あなためいた世界

 高校を卒業する前にしっかり遊びたい。そんなことをぼそっと呟いたら「え、じゃあ遊びに行こうよ」と当たり前のように言ってくれた徹は、なんでもないふうな顔をしていた。
 付き合って、別れて、復縁して、別れて、復縁して、別れて。それを繰り返し続けたわたしと徹は、もう同学年の人たちからは何があっても驚かれないコンビになっている。別れようが復縁しようが、もう誰も驚かない。「はいはい、いつものやつね」と軽く流される。それを最初のうちはヒドイと嘆いていたけど、途中から周りの反応は至極当然のものだと分かった。いくらなんでも、やいのやいのとやりすぎだったから。
 気付いて自分で呆れて、三年生の春頃に「別れて、」の状態を保ち、今もそれが続いている。徹とは普通に話すしお互いをからかい合ったりもしたけど、復縁はしない。その状態が数ヶ月続いたときに、もう見慣れているはずの岩泉が「なんかあったのか」と珍しく首を突っ込んできたこともあった。

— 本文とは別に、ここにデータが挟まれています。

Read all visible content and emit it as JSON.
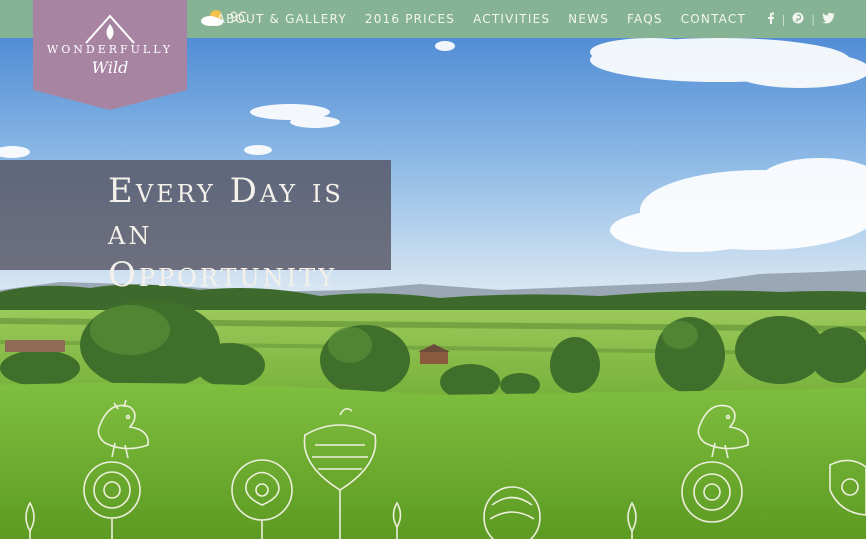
{
  "brand": {
    "name_line1": "WONDERFULLY",
    "name_line2": "Wild",
    "color": "#a884a3"
  },
  "weather": {
    "icon": "partly-cloudy-icon",
    "temperature": "9C"
  },
  "nav": {
    "items": [
      {
        "label": "About & Gallery"
      },
      {
        "label": "2016 Prices"
      },
      {
        "label": "Activities"
      },
      {
        "label": "News"
      },
      {
        "label": "FAQs"
      },
      {
        "label": "Contact"
      }
    ],
    "bar_color": "#86b394"
  },
  "social": {
    "icons": [
      "facebook-icon",
      "pinterest-icon",
      "twitter-icon"
    ],
    "facebook_glyph": "f",
    "pinterest_glyph": "℗",
    "twitter_glyph": "🐦"
  },
  "hero": {
    "tagline_line1": "Every Day is an",
    "tagline_line2": "Opportunity"
  }
}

逆に女の子たちはもう復縁しないと踏んだのか、やたらと徹に色目を使うようになっていた。それを遠目に見て、なんとまあ愉快なことか、と笑ってしまったっけ。
 周りの友達も、徹も、わたしも。なぜだか無条件で、別れてもどうせ復縁するだろう、という刷り込みがされていたのだ。それがなんとなく嫌で、自分からは復縁を言い出さなかった。そのときは徹もバレーで忙しい時期だったようで、お互い何も言い出さないまま時間は過ぎ去り、わたしが知らないうちに徹は、部活を引退していた。
 手元からバレーボールがなくなった徹は、なんとなく、元気がなくなったように見えた。元気なんだけど心がないというか。次の熱を探してさまよっている。止まってはいられない。そういう瞳に見えた。その瞳をなんとなく見つけてしまったときに自覚した。わたしは、バレーに熱中している徹が好きだったのだ、と。わたしなどという所詮ただの彼女なんて存在に気を割かず、ただただ熱を求めてまっすぐにコートを見つめる瞳が好きだった。だから、わたしと付き合っている及川徹という存在が、正直、わたしの好きな及川徹ではなかった。なんじゃそりゃ、って話だけど。永遠にこっちを振り向かない、どれだけ追いかけても追いつけない。そういう及川徹が好きだった。

「やば、チケット値上がりしてない?!」
「そんなことないでしょ。前々からこんな感じだったよ」
「嘘でしょ……俺が見たサイト古かったのかな……」

 冬休み、もちろん日帰りという条件で親からOKをもらって二人で関東まで出てきた。受験なんてクソ喰らえ。ここにしかない冬が今目の前にあるのだ。徹にそう言ったら「最高じゃん」と笑ってくれた。二人でいろいろ計画を練ってみたけれど、日帰りでは有名テーマパークに行くくらいしか叶わなくて。まあ、徹となら楽しいから十分だ。
 みんなで行こうと言われるかと思っていた。付き合う前に何かの拍子に「彼女じゃない女の子と二人で遊ばない」という発言を聞いた覚えがある。別れっぱなしのわたしは〝彼女じゃない女の子〟なのではないだろうか。それとも元カノという別の括りにされているのだろうか。よく分からないけど、二人のほうが嬉しかったので黙っておいた。
 吐く息が白い。地元に比べたら寒くないだろう、なんて甘く見ていた。まあまあ寒い。雪は降っていないし地面が凍ってもいないけど、冬はどこでも寒いのだなとぼんやり思う。徹も同じように思っていたようで「カイロ持ってくればよかった」と呟いていた。

なんか乗りたいのある?」
「上から落ちるやつ」
「嘘でしょ、やめなよあんなの……」
「へえ、怖いんだ?」
「怖くないし?!」

 はいはい強がらない強がらない。徹くん高いの怖いもんね~。そんなふうにからかってやったら「高いところじゃなくて落ちるのがだめなんだってば!」と喚いた。けらけら笑いつつ冷え切った手を息で温める。それを見た徹が「ん」と手を差し伸べてきた。

「何?」
「いや、何って。寒いんでしょ?」

 寒いけど。ぼけっと徹の手を見つめていると「何、どうしたの」と笑いながら左手の手袋を外して、その手で勝手にわたしの右手を握った。外した手袋はわたしの手元にやってくる。繋がれていない左手に徹が手袋を付けてくれると、残っている徹の体温がじんわり伝わってきた。
 わたしたち、まだ別れている状態なんだよ。ぽつりと思う。徹はわたしの手を繋いだままポケットに手を入れると「で、落ちるやつ以外で何乗りたいの」と聞いてくる。何当たり前みたいな顔して手繋いでるの。そんなふうに思いはするけど、口には出さなかった。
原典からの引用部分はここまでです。